Woman of the Year
By Saralyn Richard
I found out in April that the Galveston Regional Chamber of Commerce would be celebrating me as a Woman of the Year for 2023. The announcement, broadcast live on social media, came as a total surprise—overwhelming to this day. The honor entails participating in an all-day video production, inviting family and friends to accompany you to the Women’s Conference (held on September 15), going up on the stage in front of 1500 people to receive the award, and lots more.
As an educator, I always considered myself a star-maker, rather than a star. I revel when my students receive accolades or limelight, but I’m not all that comfortable receiving them, myself. I’ve struggled with the idea of whether I’m worthy of all this attention.
Over the past four months I’ve given a lot of thought to this and similar issues, and I’ll tell you what I’ve concluded. But first, some background. I was born and raised in Galveston. After college and marriage, I moved to St. Louis and Chicago, where I practiced my profession and learned a lot about life. One of the things I always preached to my students was to give back to the communities that they came from. I poured a lot of time and effort and care into the communities where I worked, but, in the back of my mind, I thought, what about Galveston?
When my husband and I were exploring possible places to live in the future, Galveston called to me. I wanted to be part of the community where I grew up. I wanted to volunteer in ways that would make a difference. Fortunately, everything aligned to make that happen, and we moved here in 2005. Since then, I’ve had interesting jobs, met fascinating people, and volunteered here and there in places that stole my heart. I never expected to be recognized—I was happy contributing to my community.
So that brings me to the Woman of the Year award, for which I am eternally grateful and a little uncomfortable accepting. My ruminations, though, have led me to believe that the award creates a valuable opportunity for reflection and evaluation. It has caused me to embrace all that is precious in the way I spend my time, and it’s given me motivation to recommit to my goals and mission, to live up to the standard of those who were honored before me, and to set an example for those who follow.
I also believe there aren’t enough awards given to worthy women. There are so many wonderful angels who give freely of their time and energy to help others. If you are reading this, you are probably one of them. So I want to share my award with you, Woman of the Year. If we all set our sights on making a difference, we can really change the world.

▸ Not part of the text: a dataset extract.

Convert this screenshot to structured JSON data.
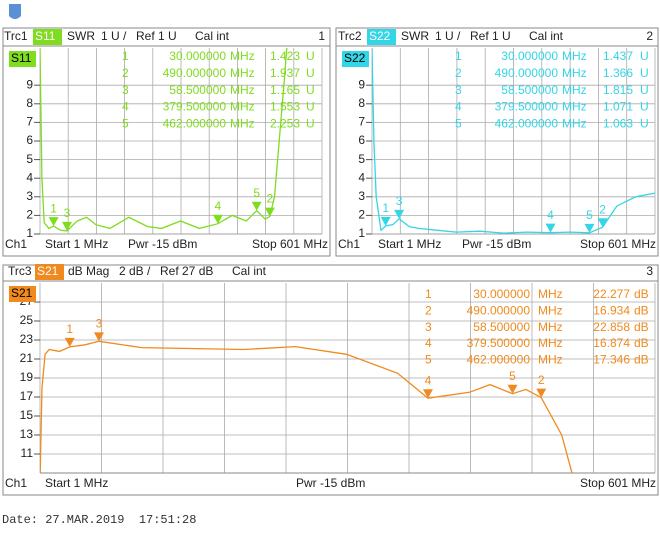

Award-winning mystery and children’s book author, and BOI (born on island), Saralyn Richard, is also an educator whose journey has taken her to schools in St. Louis, Chicago, and all over the country. Her books, Naughty Nana, Murder in the One Percent, A Palette for Love and Murder, Crystal Blue Murder, Bad Blood Sisters, and A Murder of Principal, have garnered many awards, reviews, and fans.
Saralyn and her husband Ed moved back to Galveston in 2005 with the express intent of serving the community by working and volunteering with various meaningful organizations. Saralyn worked for the Galveston Independent School District, the Southern Regional Education Board, the Osher Lifelong Learning Institute, The Friends of the Rosenberg Library, The Grand 1894 Opera House, and others.
Years ago, Saralyn was a founding member of the Book Nook committee of the Galveston Regional Chamber of Commerce Women’s Conference. The Book Nook is a group of authors who are strategically selected each year to provide mentorship and support for other women who aspire to write and publish books.